Smart Fortwo
Sitze auf Rädern

Eine schöne Abwechselung zu seinem Mercedes E-Klasse sei der Smart Fortwo, lobt Hermann Röser. Der Chef des Sicherheitstechnik-Anbieters DOM hat den Kleinen getestet – und sich darin genauso geborgen gefühlt wie in seiner großen Limousine.

Das ist nicht meine erste Fahrt mit dem neuen Smart.

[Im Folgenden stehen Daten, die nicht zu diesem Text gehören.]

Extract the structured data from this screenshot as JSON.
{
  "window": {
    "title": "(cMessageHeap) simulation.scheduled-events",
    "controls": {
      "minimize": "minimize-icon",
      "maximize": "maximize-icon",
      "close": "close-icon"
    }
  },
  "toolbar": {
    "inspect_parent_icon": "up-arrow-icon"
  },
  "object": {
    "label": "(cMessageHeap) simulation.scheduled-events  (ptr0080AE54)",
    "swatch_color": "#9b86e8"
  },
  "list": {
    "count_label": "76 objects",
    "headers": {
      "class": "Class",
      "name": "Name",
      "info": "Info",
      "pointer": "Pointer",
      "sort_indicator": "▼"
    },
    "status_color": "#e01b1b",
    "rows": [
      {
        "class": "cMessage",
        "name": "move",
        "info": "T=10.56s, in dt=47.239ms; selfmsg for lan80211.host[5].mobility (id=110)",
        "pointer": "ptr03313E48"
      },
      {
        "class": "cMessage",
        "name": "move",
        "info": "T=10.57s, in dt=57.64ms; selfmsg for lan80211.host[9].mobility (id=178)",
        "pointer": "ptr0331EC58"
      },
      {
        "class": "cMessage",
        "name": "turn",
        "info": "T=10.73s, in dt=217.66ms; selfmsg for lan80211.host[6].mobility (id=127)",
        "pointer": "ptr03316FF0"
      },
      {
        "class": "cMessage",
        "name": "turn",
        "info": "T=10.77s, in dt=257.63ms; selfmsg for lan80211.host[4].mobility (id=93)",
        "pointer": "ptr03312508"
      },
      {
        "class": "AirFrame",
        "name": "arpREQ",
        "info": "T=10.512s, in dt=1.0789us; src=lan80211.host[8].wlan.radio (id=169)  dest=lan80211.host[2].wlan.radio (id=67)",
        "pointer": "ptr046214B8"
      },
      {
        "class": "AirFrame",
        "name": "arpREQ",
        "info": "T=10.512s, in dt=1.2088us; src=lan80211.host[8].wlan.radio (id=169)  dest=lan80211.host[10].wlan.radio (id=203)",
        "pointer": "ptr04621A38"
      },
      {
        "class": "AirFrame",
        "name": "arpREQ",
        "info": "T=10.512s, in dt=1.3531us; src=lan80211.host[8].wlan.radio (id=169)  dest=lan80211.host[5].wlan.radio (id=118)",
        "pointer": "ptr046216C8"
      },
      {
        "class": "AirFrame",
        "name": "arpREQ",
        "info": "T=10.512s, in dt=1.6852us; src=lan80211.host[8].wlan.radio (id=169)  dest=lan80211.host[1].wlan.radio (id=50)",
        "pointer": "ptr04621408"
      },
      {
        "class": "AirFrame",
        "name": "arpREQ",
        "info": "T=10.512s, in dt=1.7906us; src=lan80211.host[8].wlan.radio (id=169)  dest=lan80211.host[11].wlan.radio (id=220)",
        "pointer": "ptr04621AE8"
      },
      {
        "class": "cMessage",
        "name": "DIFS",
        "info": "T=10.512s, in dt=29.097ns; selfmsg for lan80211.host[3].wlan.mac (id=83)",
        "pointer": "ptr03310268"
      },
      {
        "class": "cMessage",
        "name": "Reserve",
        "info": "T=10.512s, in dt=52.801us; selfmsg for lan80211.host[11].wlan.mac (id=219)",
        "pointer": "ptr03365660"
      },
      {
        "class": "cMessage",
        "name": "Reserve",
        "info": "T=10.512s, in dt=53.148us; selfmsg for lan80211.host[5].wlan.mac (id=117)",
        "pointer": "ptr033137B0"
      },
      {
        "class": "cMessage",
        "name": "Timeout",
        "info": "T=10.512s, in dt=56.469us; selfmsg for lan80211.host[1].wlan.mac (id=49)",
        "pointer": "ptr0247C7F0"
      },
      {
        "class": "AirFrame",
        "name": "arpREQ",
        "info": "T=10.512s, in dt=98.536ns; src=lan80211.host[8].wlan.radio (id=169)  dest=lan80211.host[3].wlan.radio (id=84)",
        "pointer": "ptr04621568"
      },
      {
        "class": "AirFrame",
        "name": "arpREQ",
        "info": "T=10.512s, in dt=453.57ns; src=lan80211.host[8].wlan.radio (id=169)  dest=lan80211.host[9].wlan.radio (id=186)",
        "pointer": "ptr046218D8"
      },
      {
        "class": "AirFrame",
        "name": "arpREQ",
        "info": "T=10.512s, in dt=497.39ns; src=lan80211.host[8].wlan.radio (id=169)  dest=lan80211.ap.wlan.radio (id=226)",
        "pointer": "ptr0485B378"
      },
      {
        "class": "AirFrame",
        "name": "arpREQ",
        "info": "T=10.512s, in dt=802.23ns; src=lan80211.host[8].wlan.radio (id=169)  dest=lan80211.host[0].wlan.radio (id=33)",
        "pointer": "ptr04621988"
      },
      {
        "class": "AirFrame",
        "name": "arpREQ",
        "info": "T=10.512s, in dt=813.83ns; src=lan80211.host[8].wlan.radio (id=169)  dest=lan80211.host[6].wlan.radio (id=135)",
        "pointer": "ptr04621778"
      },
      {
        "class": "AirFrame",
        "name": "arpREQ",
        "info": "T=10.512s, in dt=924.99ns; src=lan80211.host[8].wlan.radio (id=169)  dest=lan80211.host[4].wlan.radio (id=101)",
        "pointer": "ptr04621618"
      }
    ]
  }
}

Ich habe schon mehrfach dringesessen, denn ich habe den Wagen vor einigen Wochen für meine Frau gekauft. Sie wollte ein kompaktes, wendiges Auto. Und beides ist der Smart: Das habe ich erst letzte Woche wieder bemerkt, als ich ihn mir ausgeliehen habe, um Brötchen zu holen. Eine schöne Abwechselung zu meinem Mercedes E-Klasse. Bei der Arbeit brauche ich einen großen Wagen, weil ich viel auf der Autobahn unterwegs bin.

Meine Frau und ich hatten uns vor einigen Jahren schon einmal das alte Smart-Modell angeschaut. Das war auch ein schönes Auto, aber es klang wie eine Nähmaschine. Das neue Modell ist in diesem Punkt deutlich besser, der Motor hat einen angenehm satten Klang.

Ich glaube, dass dieser Wagen das Potenzial zum absoluten Trend-Auto hat. In den USA soll es ja schon so weit sein, habe ich gehört. Vielleicht liegt das auch daran, dass das neue Modell 15 Zentimeter länger ist als das alte. So können selbst die Amerikaner den Smart als Auto akzeptieren.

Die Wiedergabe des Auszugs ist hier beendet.